Alman Donanması İDA’lara yatırım yapmayı planlıyor

Alman Donanması, gelecekteki yüzey muharebe sistemlerine yönelik yürütülen "Future Combat Surface System" girişimi kapsamında savaş kabiliyetine sahip iki farklı insansız deniz aracı (İDA) tipini test etmeye hazırlanıyor.
Ukrayna'ya ait bir İDA
Almanya merkezli Hartpunkt tarafından aktarılan bilgilere göre, test edilecek sistemlerden biri hafif, diğeri ise orta boy olacak.
Donanma, daha önce BlueWhale programı çerçevesinde insansız sualtı araçları (UUV) alanında adım atmıştı. Şimdi ise hedef, yüksek teknoloji hazırlık seviyesine (TRL9) sahip İDA platformlarıyla operasyonel testler gerçekleştirmek.
Test Süreci ve Zaman Çizelgesi
- Küçük boyutlu İDA platformunun 2029 yılında sahaya sürülmesi hedefleniyor. Bu sistemin özellikleri arasında otonom seyir kabiliyeti, 5 günlük görev süresi ve daha önce en az bir donanma tarafından kullanılmış olması yer alıyor. Silahlandırma kapsamında top ve füze/gezinen mühimmat entegrasyonu talep ediliyor.

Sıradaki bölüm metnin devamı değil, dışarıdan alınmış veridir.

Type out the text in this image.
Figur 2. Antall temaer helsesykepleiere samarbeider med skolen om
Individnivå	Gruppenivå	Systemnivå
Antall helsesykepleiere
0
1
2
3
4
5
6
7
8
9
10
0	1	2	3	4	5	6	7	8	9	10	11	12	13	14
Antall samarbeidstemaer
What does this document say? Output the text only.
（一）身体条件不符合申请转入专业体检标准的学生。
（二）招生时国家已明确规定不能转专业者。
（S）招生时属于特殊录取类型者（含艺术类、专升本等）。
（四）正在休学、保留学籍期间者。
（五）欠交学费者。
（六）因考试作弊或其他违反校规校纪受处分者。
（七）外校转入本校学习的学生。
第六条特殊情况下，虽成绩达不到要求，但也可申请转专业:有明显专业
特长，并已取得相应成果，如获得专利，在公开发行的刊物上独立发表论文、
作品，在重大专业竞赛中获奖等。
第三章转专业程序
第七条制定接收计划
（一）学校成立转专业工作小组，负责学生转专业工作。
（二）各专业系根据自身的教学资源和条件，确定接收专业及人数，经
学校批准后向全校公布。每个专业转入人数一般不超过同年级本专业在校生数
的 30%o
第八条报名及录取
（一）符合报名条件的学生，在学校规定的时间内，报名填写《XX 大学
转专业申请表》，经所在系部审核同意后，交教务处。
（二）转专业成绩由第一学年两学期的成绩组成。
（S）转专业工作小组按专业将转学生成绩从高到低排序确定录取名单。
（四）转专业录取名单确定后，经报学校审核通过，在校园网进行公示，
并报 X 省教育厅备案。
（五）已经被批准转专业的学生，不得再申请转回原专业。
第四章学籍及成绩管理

- Orta boy İDA ise 2035 yılında hizmete girecek şekilde planlanıyor. Bu platformdan beklenen asgari nitelikler arasında en az 30 mm kalibreli top, füze veya gezinen mühimmat taşıma kapasitesi, 300 deniz mili menzilde 38 knot hızda seyrüsefer ve otonom seyir yeteneği bulunuyor.
Her iki platformun da deniz durumu 5'e kadar olan koşullarda görev yapabilecek otonom seyir ve operasyon kabiliyetine sahip olması şart koşuluyor.
Hedef 2025 sonbaharı
Operasyonel deney testlerinin 2025 sonbaharında başlaması ve 8 gün sürmesi planlanıyor. Bu süre zarfında her iki İDA platformunun savaş koşullarına yakın senaryolarda performansları değerlendirilecek.
İDA atılımları olan ülkeler
Bugüne kadar savaş kabiliyetine sahip İDA sistemlerini aktif olarak tatbikatlarda veya çatışmalarda kullanabilen ülkeler arasında yalnızca ABD, Türkiye ve Ukrayna bulunuyor. Özellikle Ukrayna, Rusya ile devam eden savaşta deniz dronlarını aktif olarak kullanarak ciddi bir muharebe tecrübesi kazandı.
Almanya'nın bu alana yönelik yeni atılımı, Avrupa'da İDA teknolojisinin yaygınlaşmasına ve otonom deniz sistemlerinin NATO kuvvet yapısına entegrasyonuna önemli katkı sağlayabilir.